Skip to content

ADR-007: Replace Stripe FDW with API-Driven Sync Pipeline

Status

Accepted

Context

The bookkeeping ledger views depend on joining Stripe data across balance_transactions, charges, payment_intents, invoices, refunds, and transfers. These are accessed via a Supabase Stripe Foreign Data Wrapper (FDW) that queries the Stripe API live on every SQL query.

Two problems surfaced:

  1. The FDW is incompatible with Stripe's basil API version. Our Stripe account uses 2025-06-30.basil, which removed charge.invoice, invoice.payment_intent, invoice.charge, and payment_intent.invoice — the canonical fields for linking charges to invoices. The FDW has not been updated for basil (last Stripe-specific code change was March 2025). These columns silently return NULL, forcing us to join through payment_details.order_reference — a field Stripe explicitly truncates to 25 characters for L2/L3 card data and documents as non-canonical.

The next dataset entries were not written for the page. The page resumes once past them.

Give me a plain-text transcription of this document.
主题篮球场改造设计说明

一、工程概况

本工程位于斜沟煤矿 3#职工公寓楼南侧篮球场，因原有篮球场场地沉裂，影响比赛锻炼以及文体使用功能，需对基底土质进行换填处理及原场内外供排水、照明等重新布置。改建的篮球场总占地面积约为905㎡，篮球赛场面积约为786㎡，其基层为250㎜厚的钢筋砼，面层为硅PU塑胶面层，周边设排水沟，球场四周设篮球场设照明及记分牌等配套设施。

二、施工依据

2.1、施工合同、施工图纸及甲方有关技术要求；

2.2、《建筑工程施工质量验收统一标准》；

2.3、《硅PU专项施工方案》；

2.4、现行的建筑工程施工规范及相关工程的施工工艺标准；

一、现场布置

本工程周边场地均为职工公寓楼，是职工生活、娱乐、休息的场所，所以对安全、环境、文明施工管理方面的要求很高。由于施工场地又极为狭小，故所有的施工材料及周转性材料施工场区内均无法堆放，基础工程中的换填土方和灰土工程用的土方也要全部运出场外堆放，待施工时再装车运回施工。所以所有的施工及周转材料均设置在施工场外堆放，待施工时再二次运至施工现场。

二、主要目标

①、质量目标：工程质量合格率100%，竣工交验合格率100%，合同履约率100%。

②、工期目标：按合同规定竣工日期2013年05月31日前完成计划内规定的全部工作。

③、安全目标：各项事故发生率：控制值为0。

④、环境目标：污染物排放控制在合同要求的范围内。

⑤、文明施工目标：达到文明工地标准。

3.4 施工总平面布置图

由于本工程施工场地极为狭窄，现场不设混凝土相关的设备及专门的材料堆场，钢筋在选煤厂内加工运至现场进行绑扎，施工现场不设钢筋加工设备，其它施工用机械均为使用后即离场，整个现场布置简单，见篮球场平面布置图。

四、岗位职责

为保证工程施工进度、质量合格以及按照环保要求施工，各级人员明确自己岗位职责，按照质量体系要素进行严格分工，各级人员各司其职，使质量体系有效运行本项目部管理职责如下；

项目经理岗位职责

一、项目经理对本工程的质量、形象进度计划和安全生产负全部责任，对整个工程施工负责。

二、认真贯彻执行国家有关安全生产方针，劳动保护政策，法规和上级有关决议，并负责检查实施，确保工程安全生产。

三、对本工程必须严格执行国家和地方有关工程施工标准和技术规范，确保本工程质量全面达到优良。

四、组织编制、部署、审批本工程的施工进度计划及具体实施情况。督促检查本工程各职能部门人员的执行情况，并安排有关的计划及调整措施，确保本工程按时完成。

  2. The FDW is architecturally wrong for analytics. Every query hits the live Stripe API. Materialized view refreshes are slow and subject to rate limits. No local indexes. Dashboard queries depend on external API availability.

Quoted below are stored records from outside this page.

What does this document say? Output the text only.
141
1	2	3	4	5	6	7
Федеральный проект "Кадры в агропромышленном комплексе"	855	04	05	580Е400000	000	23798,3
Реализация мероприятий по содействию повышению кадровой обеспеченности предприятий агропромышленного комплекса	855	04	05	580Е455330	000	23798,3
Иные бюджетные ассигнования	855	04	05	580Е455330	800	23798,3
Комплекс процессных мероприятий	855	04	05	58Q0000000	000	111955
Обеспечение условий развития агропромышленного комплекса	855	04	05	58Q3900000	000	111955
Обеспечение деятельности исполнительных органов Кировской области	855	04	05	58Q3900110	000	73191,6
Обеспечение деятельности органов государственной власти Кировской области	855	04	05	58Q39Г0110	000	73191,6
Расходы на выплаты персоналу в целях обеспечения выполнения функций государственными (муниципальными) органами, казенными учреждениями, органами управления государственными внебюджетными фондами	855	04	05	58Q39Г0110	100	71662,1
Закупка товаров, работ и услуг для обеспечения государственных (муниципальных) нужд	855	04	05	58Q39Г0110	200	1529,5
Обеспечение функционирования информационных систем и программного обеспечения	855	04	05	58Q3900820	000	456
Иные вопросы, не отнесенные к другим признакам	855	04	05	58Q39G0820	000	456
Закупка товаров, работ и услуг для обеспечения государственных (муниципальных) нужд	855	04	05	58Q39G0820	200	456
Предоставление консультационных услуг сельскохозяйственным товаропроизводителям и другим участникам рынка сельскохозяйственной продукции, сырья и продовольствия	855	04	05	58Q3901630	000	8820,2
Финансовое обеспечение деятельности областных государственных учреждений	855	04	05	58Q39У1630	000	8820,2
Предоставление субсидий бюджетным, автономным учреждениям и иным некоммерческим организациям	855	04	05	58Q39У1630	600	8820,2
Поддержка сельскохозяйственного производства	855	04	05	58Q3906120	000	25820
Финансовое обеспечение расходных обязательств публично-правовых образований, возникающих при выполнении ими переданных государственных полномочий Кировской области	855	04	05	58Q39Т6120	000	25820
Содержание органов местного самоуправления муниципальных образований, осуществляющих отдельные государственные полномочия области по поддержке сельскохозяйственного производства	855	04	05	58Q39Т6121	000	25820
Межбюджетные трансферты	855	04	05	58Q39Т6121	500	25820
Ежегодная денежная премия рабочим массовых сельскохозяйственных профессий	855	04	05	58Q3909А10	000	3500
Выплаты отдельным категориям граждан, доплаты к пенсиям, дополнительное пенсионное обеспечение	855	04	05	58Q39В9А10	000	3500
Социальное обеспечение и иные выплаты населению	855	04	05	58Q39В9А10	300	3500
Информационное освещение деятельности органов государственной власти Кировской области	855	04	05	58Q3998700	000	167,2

The Supabase Stripe Sync Engine (webhook-driven) was evaluated but is missing balance_transactions and transfers — the two most critical objects for bookkeeping.

Decision

Replace the Stripe FDW with a periodic API-driven sync pipeline that writes to local Postgres tables in the stripe schema.

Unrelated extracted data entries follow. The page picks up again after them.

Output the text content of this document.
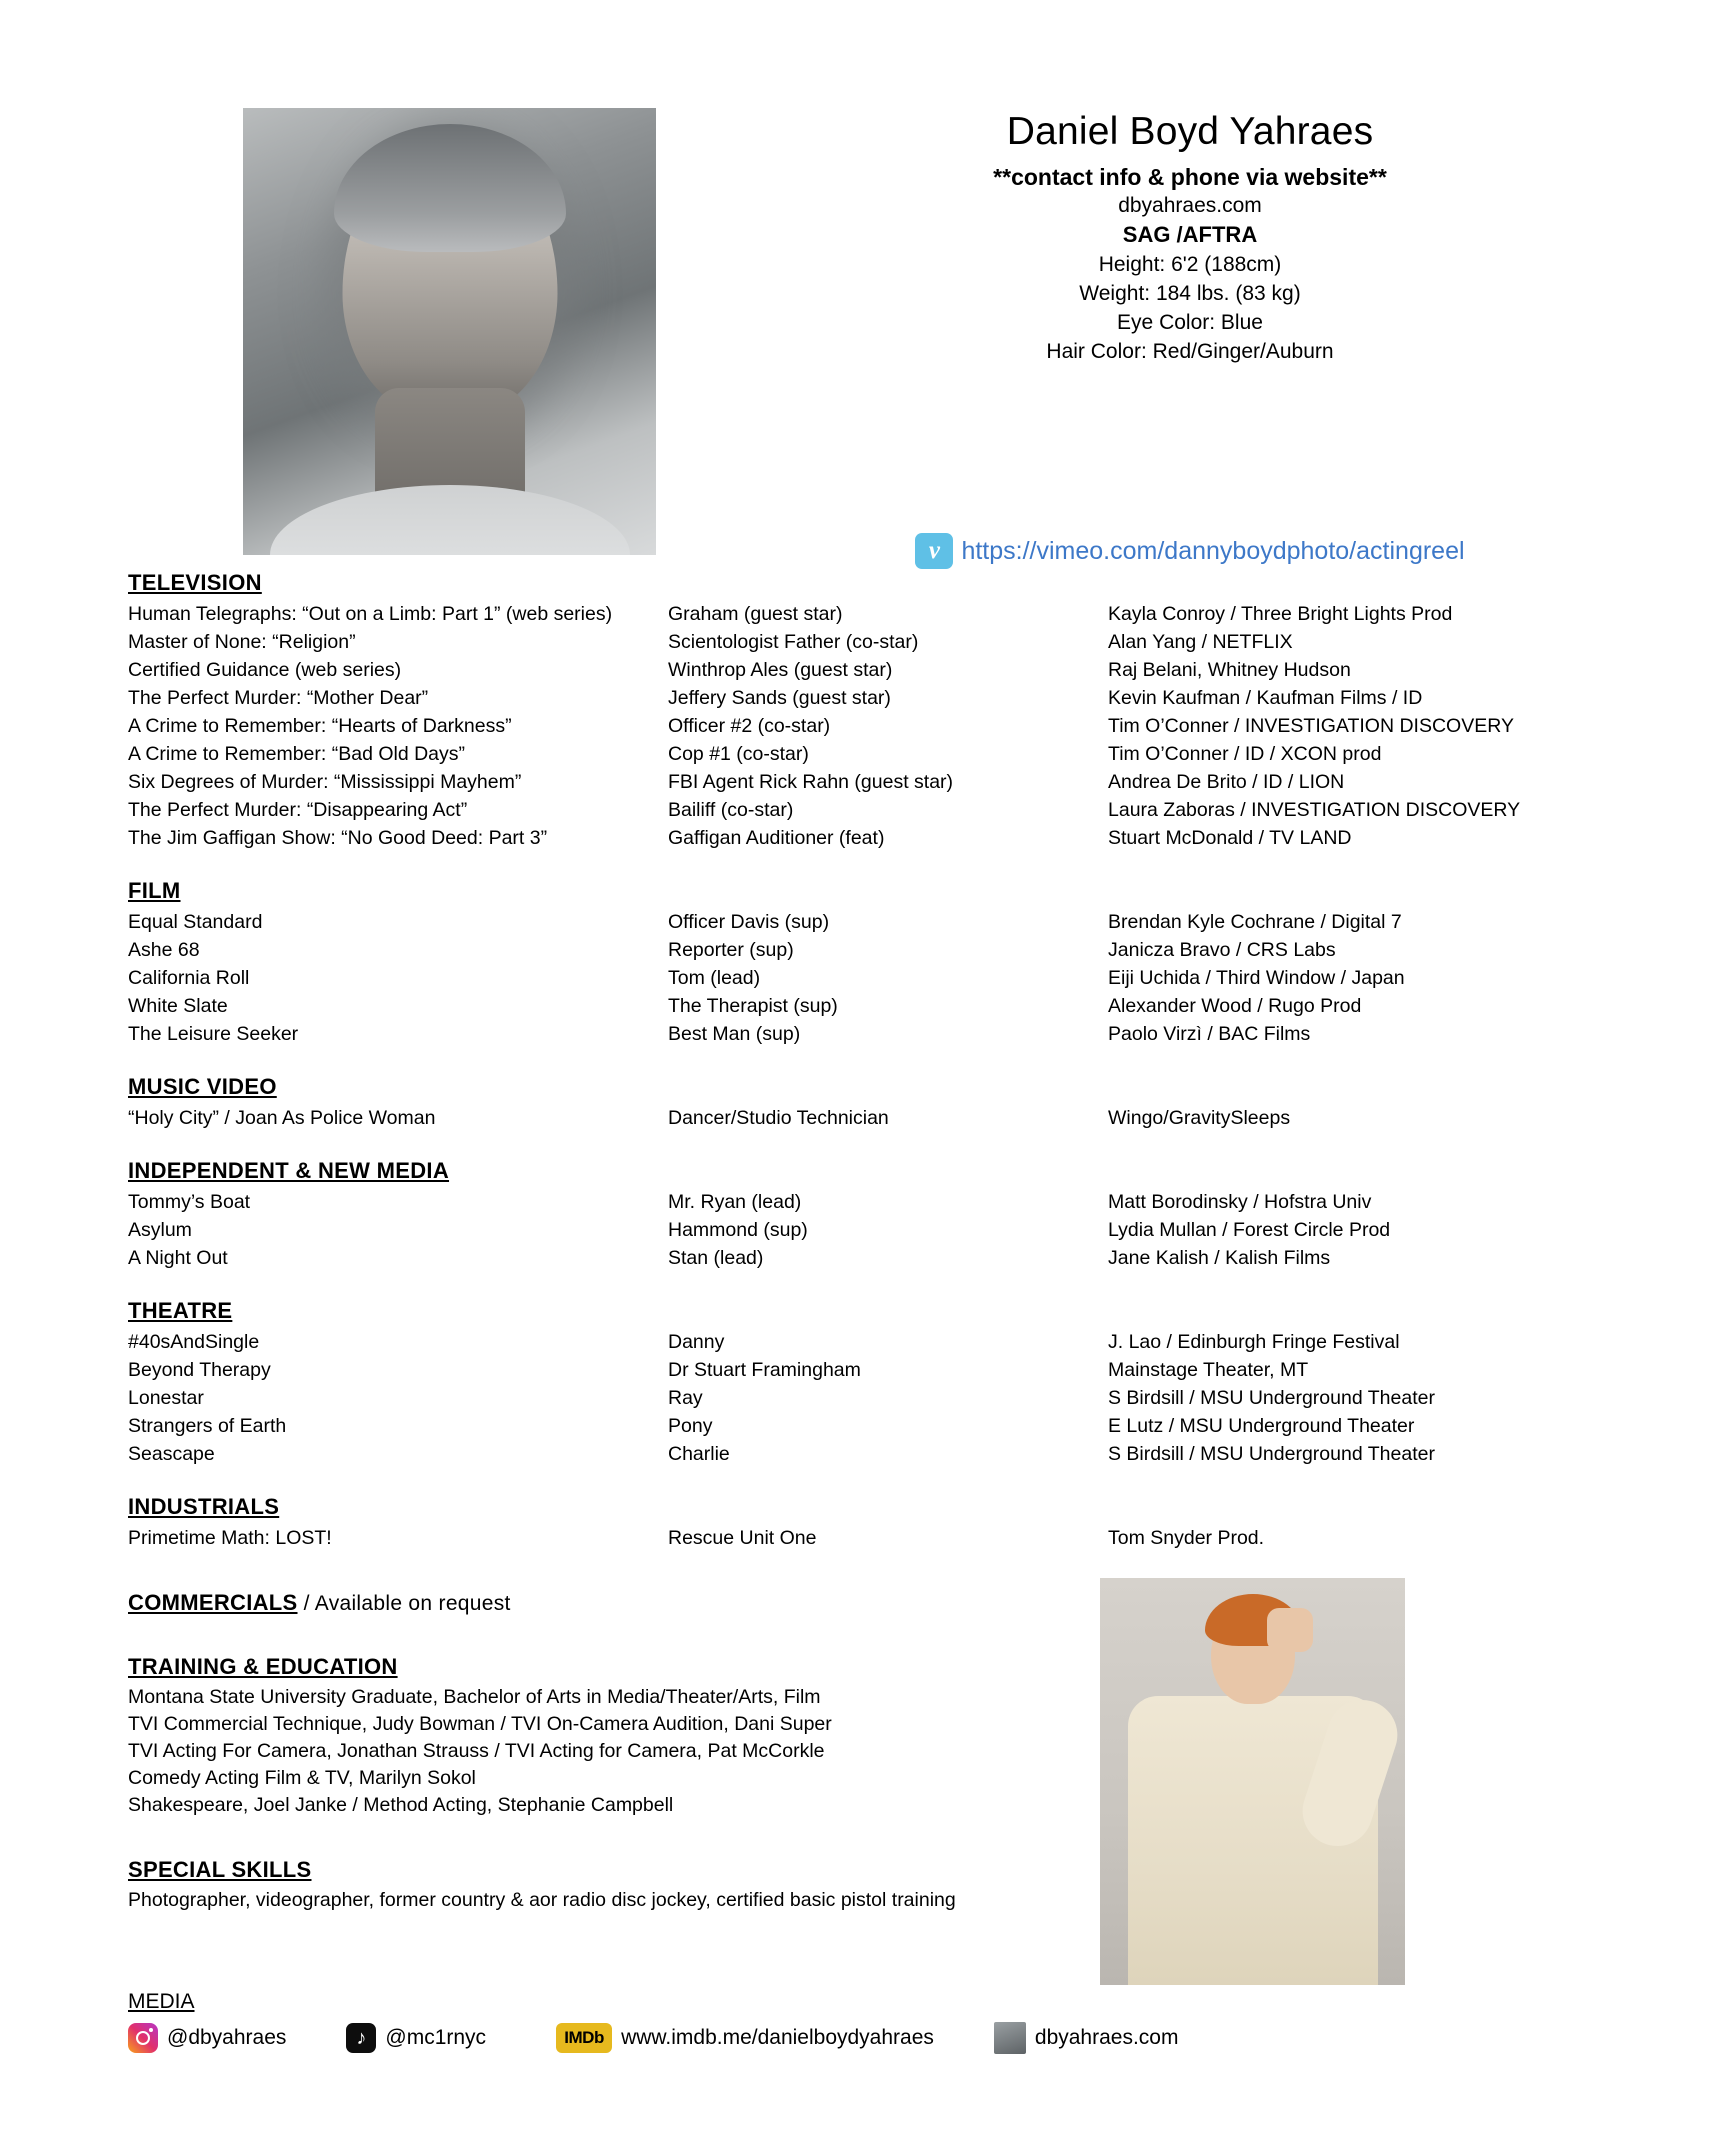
Daniel Boyd Yahraes
**contact info & phone via website**
dbyahraes.com
SAG /AFTRA
Height: 6'2 (188cm)
Weight: 184 lbs. (83 kg)
Eye Color: Blue
Hair Color: Red/Ginger/Auburn
v https://vimeo.com/dannyboydphoto/actingreel
TELEVISION
Human Telegraphs: “Out on a Limb: Part 1” (web series)	Graham (guest star)	Kayla Conroy / Three Bright Lights Prod
Master of None: “Religion”	Scientologist Father (co-star)	Alan Yang / NETFLIX
Certified Guidance (web series)	Winthrop Ales (guest star)	Raj Belani, Whitney Hudson
The Perfect Murder: “Mother Dear”	Jeffery Sands (guest star)	Kevin Kaufman / Kaufman Films / ID
A Crime to Remember: “Hearts of Darkness”	Officer #2 (co-star)	Tim O’Conner / INVESTIGATION DISCOVERY
A Crime to Remember: “Bad Old Days”	Cop #1 (co-star)	Tim O’Conner / ID / XCON prod
Six Degrees of Murder: “Mississippi Mayhem”	FBI Agent Rick Rahn (guest star)	Andrea De Brito / ID / LION
The Perfect Murder: “Disappearing Act”	Bailiff (co-star)	Laura Zaboras / INVESTIGATION DISCOVERY
The Jim Gaffigan Show: “No Good Deed: Part 3”	Gaffigan Auditioner (feat)	Stuart McDonald / TV LAND
FILM
Equal Standard	Officer Davis (sup)	Brendan Kyle Cochrane / Digital 7
Ashe 68	Reporter (sup)	Janicza Bravo / CRS Labs
California Roll	Tom (lead)	Eiji Uchida / Third Window / Japan
White Slate	The Therapist (sup)	Alexander Wood / Rugo Prod
The Leisure Seeker	Best Man (sup)	Paolo Virzì / BAC Films
MUSIC VIDEO
“Holy City” / Joan As Police Woman	Dancer/Studio Technician	Wingo/GravitySleeps
INDEPENDENT & NEW MEDIA
Tommy’s Boat	Mr. Ryan (lead)	Matt Borodinsky / Hofstra Univ
Asylum	Hammond (sup)	Lydia Mullan / Forest Circle Prod
A Night Out	Stan (lead)	Jane Kalish / Kalish Films
THEATRE
#40sAndSingle	Danny	J. Lao / Edinburgh Fringe Festival
Beyond Therapy	Dr Stuart Framingham	Mainstage Theater, MT
Lonestar	Ray	S Birdsill / MSU Underground Theater
Strangers of Earth	Pony	E Lutz / MSU Underground Theater
Seascape	Charlie	S Birdsill / MSU Underground Theater
INDUSTRIALS
Primetime Math: LOST!	Rescue Unit One	Tom Snyder Prod.
COMMERCIALS / Available on request
TRAINING & EDUCATION
Montana State University Graduate, Bachelor of Arts in Media/Theater/Arts, Film
TVI Commercial Technique, Judy Bowman / TVI On-Camera Audition, Dani Super
TVI Acting For Camera, Jonathan Strauss / TVI Acting for Camera, Pat McCorkle
Comedy Acting Film & TV, Marilyn Sokol
Shakespeare, Joel Janke / Method Acting, Stephanie Campbell
SPECIAL SKILLS
Photographer, videographer, former country & aor radio disc jockey, certified basic pistol training
MEDIA
@dbyahraes	♪ @mc1rnyc	IMDb www.imdb.me/danielboydyahraes	dbyahraes.com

Architecture — three layers:

  • Layer 0 (Sync): Scripts fetch from Stripe API endpoints, store raw responses in local tables. Each table has typed columns for indexed/filterable fields and an attrs jsonb column containing the complete, unaltered API response. No transformation. The sync controls which API version it requests — pre-basil for objects where basil removed fields we need, or basil where the new structure is preferred.
  • Layer 1 (Materialized view): Same as today — joins the stripe.* tables into analytics.bookkeeping_stripe_ledger. The SQL changes minimally because the table shape is the same as the FDW, just with data that actually populates the canonical join fields (charge.invoice, etc.).
  • Layer 2+ (Views): Unchanged.

Sync strategy:

  • Initial backfill: paginate through full history using Stripe list endpoints
  • Incremental: fetch records with created[gte] since last sync timestamp
  • Cadence: daily cron (bookkeeping doesn't need real-time)
  • Objects synced: balance_transactions, charges, payment_intents, invoices, refunds, transfers, payouts

Alternative considered: Pin the FDW to a pre-basil API version (2024-06-20). The FDW supports an api_version server option. This would restore charge.invoice etc. Rejected because it's technical debt with an expiration date — Stripe will eventually drop old API versions, and we'd still have the live-API-on-every-query problem.

Alternative considered: Supabase Stripe Sync Engine. Webhook-driven, near real-time, Postgres-native. Missing balance_transactions and transfers. A hybrid (sync engine + custom scripts for gaps) adds two sync mechanisms with different freshness characteristics. Rejected in favor of one consistent approach.

Alternative considered: Stripe Data Pipeline. First-party, most complete coverage. Does not support Postgres as a destination (Snowflake/Redshift only). Rejected — would require S3 intermediate storage and additional ETL.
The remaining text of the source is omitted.